Grisante, passionnante et fortement ancrée culturellement, la pêche sous-marine n’en demeure pas moins le sport le plus à risques actuellement et c’est en toute logique que nous consacrons un dossier sur ce sujet.

Le volet sécurité y sera développé au travers de témoignages, de conseils et d’un guide pratique qui vous amèneront, nous l’espérons fortement, à adopter les gestes de base pour pêcher en toute sécurité !
« Ta vie vaut-elle d’être perdue pour un poisson ? »

La pêche en binôme est la règle d’or à appliquer en chasse sous-marine. Elle vous permettra de vous surveiller mutuellement tout au long de votre pêche et, pratiquée intelligemment, elle vous permettra aussi d’attraper beaucoup plus de poissons.

Si vous pêchez seul, vous devez absolument adapter votre pêche en conséquence. La récolte peut être bonne dans très peu d’eau. Privilégiez les créneaux horaires tôt le matin ou en fin de journée car le poisson remonte pour manger ou se mettre à l’abri avant la nuit.

N’oubliez pas : que vous soyez en binôme ou seul, vous devez absolument signaler votre présence à l’aide d’une bouée ou d’un drapeau règlementaire. Vous devez impérativement rester à côté de votre bouée ou de votre bateau (deux nageurs ont été percutés à Moorea cette année). Si vous respectez ces règles de base, vous aurez de longues années de pêche devant vous et vous ne priverez pas votre famille de votre inestimable présence.

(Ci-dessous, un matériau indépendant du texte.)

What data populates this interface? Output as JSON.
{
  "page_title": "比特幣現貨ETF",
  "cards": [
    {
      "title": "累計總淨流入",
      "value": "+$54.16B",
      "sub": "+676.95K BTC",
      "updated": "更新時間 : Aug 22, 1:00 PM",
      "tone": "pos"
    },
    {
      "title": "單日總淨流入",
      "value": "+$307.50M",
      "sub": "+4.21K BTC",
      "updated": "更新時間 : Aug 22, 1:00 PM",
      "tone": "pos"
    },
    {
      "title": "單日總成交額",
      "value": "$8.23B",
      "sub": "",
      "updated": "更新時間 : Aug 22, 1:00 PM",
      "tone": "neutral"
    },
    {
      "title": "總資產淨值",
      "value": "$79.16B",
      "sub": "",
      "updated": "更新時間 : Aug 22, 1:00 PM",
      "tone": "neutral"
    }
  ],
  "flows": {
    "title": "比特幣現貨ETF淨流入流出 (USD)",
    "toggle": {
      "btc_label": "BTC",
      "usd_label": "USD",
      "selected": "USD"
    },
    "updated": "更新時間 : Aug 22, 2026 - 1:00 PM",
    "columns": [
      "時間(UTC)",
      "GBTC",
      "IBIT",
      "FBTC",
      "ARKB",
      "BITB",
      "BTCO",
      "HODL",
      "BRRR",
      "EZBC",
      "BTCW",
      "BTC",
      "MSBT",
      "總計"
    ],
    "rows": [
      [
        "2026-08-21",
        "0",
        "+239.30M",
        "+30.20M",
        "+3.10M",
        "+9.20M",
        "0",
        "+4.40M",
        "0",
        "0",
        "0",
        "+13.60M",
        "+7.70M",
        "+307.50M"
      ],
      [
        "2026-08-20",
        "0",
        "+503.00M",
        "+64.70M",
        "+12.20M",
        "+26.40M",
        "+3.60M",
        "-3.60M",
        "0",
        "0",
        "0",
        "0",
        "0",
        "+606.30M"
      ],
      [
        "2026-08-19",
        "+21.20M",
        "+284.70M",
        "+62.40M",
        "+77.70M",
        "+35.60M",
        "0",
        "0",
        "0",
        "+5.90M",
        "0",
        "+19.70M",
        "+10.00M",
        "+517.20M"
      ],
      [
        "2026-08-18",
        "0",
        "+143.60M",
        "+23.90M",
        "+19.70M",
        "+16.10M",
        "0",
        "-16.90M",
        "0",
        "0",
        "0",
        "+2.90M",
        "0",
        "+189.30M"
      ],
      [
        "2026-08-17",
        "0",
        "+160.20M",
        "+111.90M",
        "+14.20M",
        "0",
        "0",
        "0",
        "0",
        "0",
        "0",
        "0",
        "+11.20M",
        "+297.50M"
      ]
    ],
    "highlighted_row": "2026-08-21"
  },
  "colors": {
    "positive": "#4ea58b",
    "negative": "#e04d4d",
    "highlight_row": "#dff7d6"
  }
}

La Fédération multiplie les formations sur Tahiti et Moorea mais aussi sur les Raromata’i et les Marquises. Inscrivez-vous afin d’adopter les bons gestes de secours et de surveillance.
En complément, retrouvez les précieux témoignages d’anciens et de champions. Ils nous offrent leurs conseils avisés sur une pratique qu’ils expérimentent, pour certains, depuis plus de trente ans et qu’ils ont appris à sécuriser au fil des années.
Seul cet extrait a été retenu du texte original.